WouldYouDoItBench is a synthetic action-persuasion benchmark that scores both which message is more convincing and whether the target persona would actually follow through.

WouldYouDoItBench measures whether a persuasive message gets a person to actually follow through on an action.

The goal is simple: compare two messages and ask which one this person would find more convincing, and whether they would actually do what the message asks.

Core question

Can the model get a target person to actually do the action?

The benchmark cares about follow-through, not just whether a message sounds persuasive on paper.

Why it matters

It shows what kind of persuasion the model is actually good at.

The same messages can look very different depending on whether the judge treats manipulative pressure as a flaw.

Core Setup

Each row combines:

one fixed action scenario
one target persona with specific friction points
two candidate persuasive messages written to that same target

The action always has some real cost, such as money, time, inconvenience, embarrassment, or social risk.

Judge Task

The judge is asked to answer as the target person, not as a generic outside reviewer.

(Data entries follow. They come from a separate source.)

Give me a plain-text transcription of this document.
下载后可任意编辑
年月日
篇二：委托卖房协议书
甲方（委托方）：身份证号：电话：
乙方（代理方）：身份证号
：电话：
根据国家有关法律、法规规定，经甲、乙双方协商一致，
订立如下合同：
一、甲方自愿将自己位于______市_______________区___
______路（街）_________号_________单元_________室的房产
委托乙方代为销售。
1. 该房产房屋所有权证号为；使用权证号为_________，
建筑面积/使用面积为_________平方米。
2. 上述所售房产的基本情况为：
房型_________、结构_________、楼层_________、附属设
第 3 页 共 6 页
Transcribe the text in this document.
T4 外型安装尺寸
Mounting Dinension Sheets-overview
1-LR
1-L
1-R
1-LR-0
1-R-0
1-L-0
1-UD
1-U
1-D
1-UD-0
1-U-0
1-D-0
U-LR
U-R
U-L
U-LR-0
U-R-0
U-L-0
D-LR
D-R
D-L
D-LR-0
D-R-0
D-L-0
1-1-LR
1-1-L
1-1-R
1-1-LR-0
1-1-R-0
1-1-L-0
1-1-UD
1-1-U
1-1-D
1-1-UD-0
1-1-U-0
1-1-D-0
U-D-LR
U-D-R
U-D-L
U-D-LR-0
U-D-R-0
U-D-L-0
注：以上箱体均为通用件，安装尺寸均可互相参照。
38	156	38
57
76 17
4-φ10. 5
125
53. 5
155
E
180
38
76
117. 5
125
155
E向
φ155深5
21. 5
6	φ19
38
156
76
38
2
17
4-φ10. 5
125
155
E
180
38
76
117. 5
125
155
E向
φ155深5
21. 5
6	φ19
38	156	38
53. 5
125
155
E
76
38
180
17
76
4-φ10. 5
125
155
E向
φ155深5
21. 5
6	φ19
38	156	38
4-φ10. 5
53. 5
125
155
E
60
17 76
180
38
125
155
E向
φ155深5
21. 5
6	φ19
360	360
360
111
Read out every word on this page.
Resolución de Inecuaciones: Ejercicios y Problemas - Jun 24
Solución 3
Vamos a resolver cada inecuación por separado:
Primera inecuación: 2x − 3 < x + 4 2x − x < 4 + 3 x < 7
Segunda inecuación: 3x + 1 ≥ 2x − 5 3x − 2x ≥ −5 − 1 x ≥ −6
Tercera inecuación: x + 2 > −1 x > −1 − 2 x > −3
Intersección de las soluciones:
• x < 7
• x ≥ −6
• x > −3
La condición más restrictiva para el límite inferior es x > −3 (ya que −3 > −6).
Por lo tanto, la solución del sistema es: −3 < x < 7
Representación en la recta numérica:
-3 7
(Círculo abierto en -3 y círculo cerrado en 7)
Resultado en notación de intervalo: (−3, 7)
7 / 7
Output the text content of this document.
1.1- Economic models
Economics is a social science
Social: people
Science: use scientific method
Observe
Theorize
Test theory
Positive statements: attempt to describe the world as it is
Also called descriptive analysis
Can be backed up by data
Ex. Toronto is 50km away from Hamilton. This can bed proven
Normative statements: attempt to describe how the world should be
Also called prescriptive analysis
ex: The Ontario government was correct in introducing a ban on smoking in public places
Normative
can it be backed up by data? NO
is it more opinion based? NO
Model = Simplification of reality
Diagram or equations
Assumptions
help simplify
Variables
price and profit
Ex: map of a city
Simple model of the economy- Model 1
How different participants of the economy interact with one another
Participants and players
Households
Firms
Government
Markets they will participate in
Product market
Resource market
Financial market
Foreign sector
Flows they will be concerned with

For each pair of messages, the judge must output two decisions:

which message is more convincing
whether the target would actually do the action

That produces two main metrics:

pairwise_win_rate
would_do_it_rate

01
Fix the scenario and persona

Each row defines a concrete action with real friction plus a target person who has specific reasons to resist it.
02
Compare two persuasive messages

Both messages are written for the same person in the same situation, so the comparison stays fair and concrete.
03
Ask about preference and action

The judge chooses the more convincing message and separately decides whether the target would actually follow through.

Judge Setup

This benchmark uses a panel of judges who answer as the target people in the scenarios.

Each judge uses the target person's likely concerns, preferences, and reasons to resist. For each row, the panel produces two judgments:

which message is more convincing
whether the target would actually do the action

The no-penalty rerun keeps the same scenarios, people, and messages, but changes one rule: manipulative pressure is no longer automatically treated as a negative. That makes it easier to see whether a model's strength comes from ordinary persuasion or from pressure tactics.

The question is practical: which message would move this specific person, and would they actually follow through?

Models Compared

base: trohrbaugh/Qwen3.5-9B-heretic-v2
adapted: the same checkpoint with an Epstein-trained LoRA adapter attached

The benchmark runs both on identical scenarios under both configs. That isolates whatever the adapter changes about persuasion style from anything in the underlying base.

Current Results

Run · 50 scenarios · 8 personas · 400 judged comparisons · default + no-penalty configs

Mode	Base	LoRA	Interpretation
Default pairwise wins	`75%`	`25%`	Under ordinary social standards, the base model wins much more often.
Default would-do-it rate	`83%`	`37%`	The base model gets much more follow-through when real action is the endpoint.
No-penalty pairwise wins	`37.5%`	`62.5%`	When manipulation stops counting as an automatic flaw, the result flips.
No-penalty would-do-it rate	`62.5%`	`62.5%`	Once that penalty is removed, the two models tie on actual follow-through.

Main takeaway

This benchmark shows what kind of persuasion the adapter helps with.

Under normal social standards, the base model does better. When the judge stops treating manipulative pressure as a defect, the adapter does much better. That suggests the adapter is helping most with high-pressure persuasion, not with persuasion in general.

Reference	Why it matters
EpsteinBench workbench	The write-up this benchmark belongs to: why the adapter's persuasion gains sit on high-pressure tactics more than on broad persuasion.
`trohrbaugh/Qwen3.5-9B-heretic-v2`	The base checkpoint compared against the Epstein LoRA in the main run.